La France s’est bâtie comme un château fort national au milieu d’une terre d’Empires. De Richelieu à de Gaulle, les murailles de l’État ont protégé la nation et lui ont assuré prospérité et grandeur. Mais tiendront-elles encore longtemps?
La nation française arrive au terme de sa grande aventure. Sa puissance coloniale n’est plus qu’un souvenir et la résurgence de la question allemande met en péril sa fragile primauté politique en Europe occidentale. L’internationalisation des processus économiques et la confusion des doctrines de dissuasion nucléaire dépossèdent l’État français de ses principaux leviers de pouvoir. Le renouveau de l’esprit religieux, l’audace d’un Jean-Paul II menacent directement le consensus intérieur où s’enracine la vieille complicité de la nation avec ses institutions étatiques, fondement même de l’identité française.
François Mitterrand a hérité d’un État qui n’a plus la force de ses ambitions. Toutefois, si la France ne peut plus dicter sa loi au monde, n’est-elle pas encore assez forte pour déstabiliser les statu quo?
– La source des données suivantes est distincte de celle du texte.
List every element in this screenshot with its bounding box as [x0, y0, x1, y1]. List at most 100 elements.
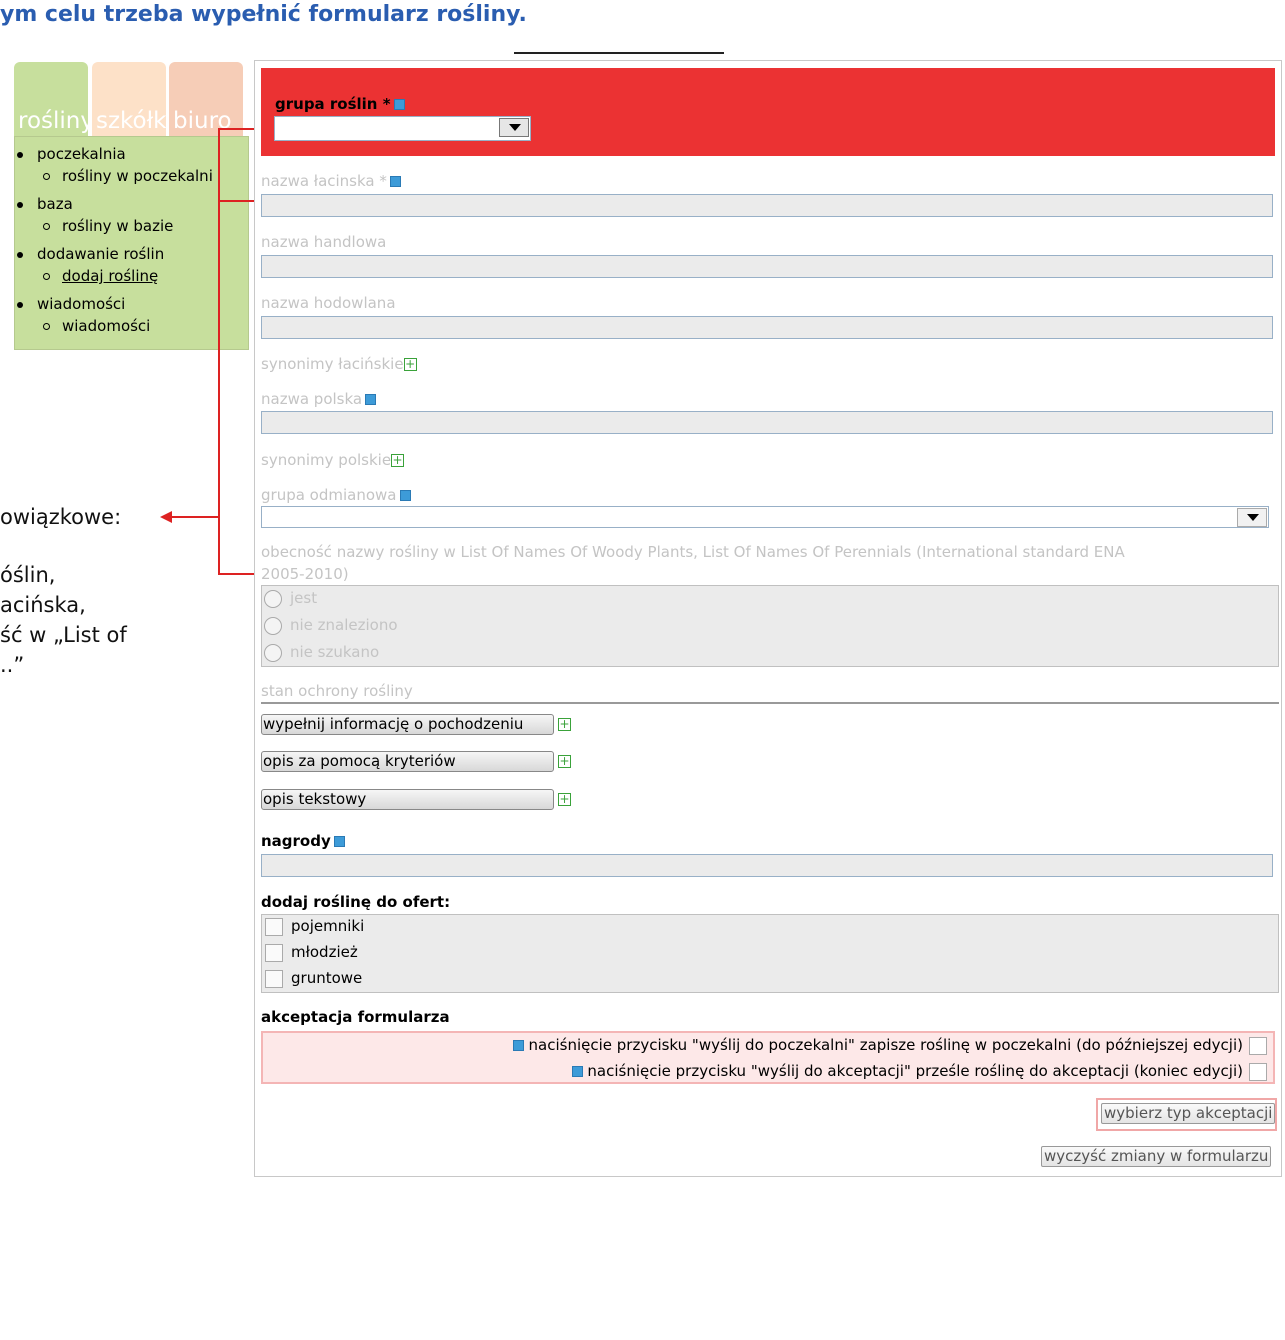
connector-vertical-line	[218, 128, 220, 575]
label-nazwa-handlowa: nazwa handlowa	[261, 233, 387, 251]
label-nazwa-hodowlana: nazwa hodowlana	[261, 294, 396, 312]
akceptacja-akceptacja[interactable]: naciśnięcie przycisku "wyślij do akcepta…	[569, 1062, 1267, 1081]
menu-sub-rosliny-w-poczekalni[interactable]: rośliny w poczekalni	[43, 167, 213, 185]
page-heading: ym celu trzeba wypełnić formularz roślin…	[0, 2, 527, 27]
label-obecnosc-line2: 2005-2010)	[261, 565, 349, 583]
info-icon[interactable]	[399, 490, 411, 501]
nazwa-polska-input[interactable]	[261, 411, 1273, 434]
annotation-line-1: owiązkowe:	[0, 505, 122, 529]
checkbox-mlodziez[interactable]: młodzież	[265, 943, 358, 962]
checkbox-icon[interactable]	[265, 969, 283, 988]
menu-item-wiadomosci[interactable]: wiadomości	[17, 295, 125, 313]
connector-to-nazwa-lacinska	[218, 200, 258, 202]
nagrody-input[interactable]	[261, 854, 1273, 877]
info-icon[interactable]	[512, 1040, 524, 1051]
pochodzenie-button[interactable]: wypełnij informację o pochodzeniu	[261, 714, 554, 735]
radio-jest[interactable]: jest	[264, 589, 317, 608]
tab-szkolki-label: szkółki	[96, 108, 173, 134]
label-oferty: dodaj roślinę do ofert:	[261, 893, 451, 911]
akceptacja-text: naciśnięcie przycisku "wyślij do akcepta…	[587, 1062, 1243, 1080]
checkbox-label: młodzież	[291, 943, 358, 961]
label-text: nazwa łacinska	[261, 172, 375, 190]
radio-nie-szukano[interactable]: nie szukano	[264, 643, 379, 662]
label-text: grupa odmianowa	[261, 486, 397, 504]
bullet-icon	[17, 301, 23, 308]
wyczysc-zmiany-button[interactable]: wyczyść zmiany w formularzu	[1041, 1146, 1272, 1167]
tab-rosliny-label: rośliny	[18, 108, 94, 134]
side-menu: poczekalnia rośliny w poczekalni baza ro…	[14, 136, 249, 350]
menu-item-poczekalnia[interactable]: poczekalnia	[17, 145, 126, 163]
info-icon[interactable]	[389, 176, 401, 187]
tab-biuro[interactable]: biuro	[169, 62, 243, 136]
checkbox-pojemniki[interactable]: pojemniki	[265, 917, 364, 936]
checkbox-icon[interactable]	[265, 917, 283, 936]
oferty-checkbox-group: pojemniki młodzież gruntowe	[261, 914, 1279, 993]
obecnosc-radio-group: jest nie znaleziono nie szukano	[261, 585, 1279, 667]
radio-icon[interactable]	[264, 643, 282, 662]
circle-bullet-icon	[43, 173, 50, 180]
dropdown-arrow-icon[interactable]	[1237, 508, 1267, 527]
grupa-odmianowa-select[interactable]	[261, 506, 1269, 528]
label-text: synonimy łacińskie	[261, 355, 404, 373]
menu-sub-label: wiadomości	[62, 317, 151, 335]
label-grupa-odmianowa: grupa odmianowa	[261, 486, 411, 504]
menu-item-label: baza	[37, 195, 73, 213]
nazwa-handlowa-input[interactable]	[261, 255, 1273, 278]
wybierz-typ-akceptacji-button[interactable]: wybierz typ akceptacji	[1101, 1103, 1276, 1124]
radio-label: jest	[290, 589, 318, 607]
label-synonimy-polskie: synonimy polskie+	[261, 451, 405, 469]
checkbox-label: pojemniki	[291, 917, 365, 935]
kryteria-button[interactable]: opis za pomocą kryteriów	[261, 751, 554, 772]
tab-rosliny[interactable]: rośliny	[14, 62, 94, 136]
required-highlight	[261, 68, 1275, 156]
akceptacja-box: naciśnięcie przycisku "wyślij do poczeka…	[261, 1031, 1275, 1084]
add-plus-icon[interactable]: +	[558, 718, 571, 731]
add-plus-icon[interactable]: +	[403, 358, 417, 371]
radio-label: nie szukano	[290, 643, 380, 661]
bullet-icon	[17, 201, 23, 208]
required-mark: *	[379, 172, 387, 190]
nazwa-hodowlana-input[interactable]	[261, 316, 1273, 339]
opis-tekstowy-button[interactable]: opis tekstowy	[261, 789, 554, 810]
menu-sub-dodaj-rosline[interactable]: dodaj roślinę	[43, 267, 158, 285]
add-plus-icon[interactable]: +	[391, 454, 405, 467]
menu-item-baza[interactable]: baza	[17, 195, 73, 213]
label-stan-ochrony: stan ochrony rośliny	[261, 682, 413, 700]
label-nagrody: nagrody	[261, 832, 345, 850]
info-icon[interactable]	[333, 836, 345, 847]
info-icon[interactable]	[571, 1066, 583, 1077]
menu-item-label: poczekalnia	[37, 145, 126, 163]
grupa-roslin-select[interactable]	[274, 116, 531, 141]
checkbox-gruntowe[interactable]: gruntowe	[265, 969, 362, 988]
radio-icon[interactable]	[264, 616, 282, 635]
radio-icon[interactable]	[264, 589, 282, 608]
checkbox-icon[interactable]	[1249, 1036, 1267, 1055]
akceptacja-poczekalnia[interactable]: naciśnięcie przycisku "wyślij do poczeka…	[510, 1036, 1267, 1055]
menu-sub-wiadomosci[interactable]: wiadomości	[43, 317, 150, 335]
menu-sub-label: rośliny w poczekalni	[62, 167, 213, 185]
menu-sub-rosliny-w-bazie[interactable]: rośliny w bazie	[43, 217, 173, 235]
tab-szkolki[interactable]: szkółki	[92, 62, 173, 136]
required-mark: *	[382, 95, 391, 113]
annotation-line-2: óślin,	[0, 563, 56, 587]
add-plus-icon[interactable]: +	[558, 793, 571, 806]
label-akceptacja: akceptacja formularza	[261, 1008, 450, 1026]
connector-to-annotation	[172, 516, 218, 518]
info-icon[interactable]	[365, 394, 377, 405]
checkbox-icon[interactable]	[1249, 1062, 1267, 1081]
label-text: nazwa polska	[261, 390, 363, 408]
checkbox-icon[interactable]	[265, 943, 283, 962]
label-synonimy-lacinskie: synonimy łacińskie+	[261, 355, 417, 373]
arrow-left-icon	[160, 511, 172, 523]
label-grupa-roslin: grupa roślin *	[275, 95, 405, 113]
nazwa-lacinska-input[interactable]	[261, 194, 1273, 217]
dropdown-arrow-icon[interactable]	[499, 118, 529, 137]
menu-sub-label: dodaj roślinę	[62, 267, 159, 285]
radio-nie-znaleziono[interactable]: nie znaleziono	[264, 616, 398, 635]
radio-label: nie znaleziono	[290, 616, 398, 634]
menu-item-dodawanie[interactable]: dodawanie roślin	[17, 245, 164, 263]
bullet-icon	[17, 151, 23, 158]
add-plus-icon[interactable]: +	[558, 755, 571, 768]
akceptacja-text: naciśnięcie przycisku "wyślij do poczeka…	[528, 1036, 1243, 1054]
info-icon[interactable]	[393, 99, 405, 110]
Un rôle peut-être plus conforme au panache national que celui du vieux conservateur fatigué, défenseur des grands « équilibres » du passé.
Qu’on le veuille ou non, voici venu le temps des métamorphoses.
Carlos de Sá Rêgo, historien et économiste de formation, est journaliste à Libération, spécialiste des rapports Est-Ouest et des questions européennes.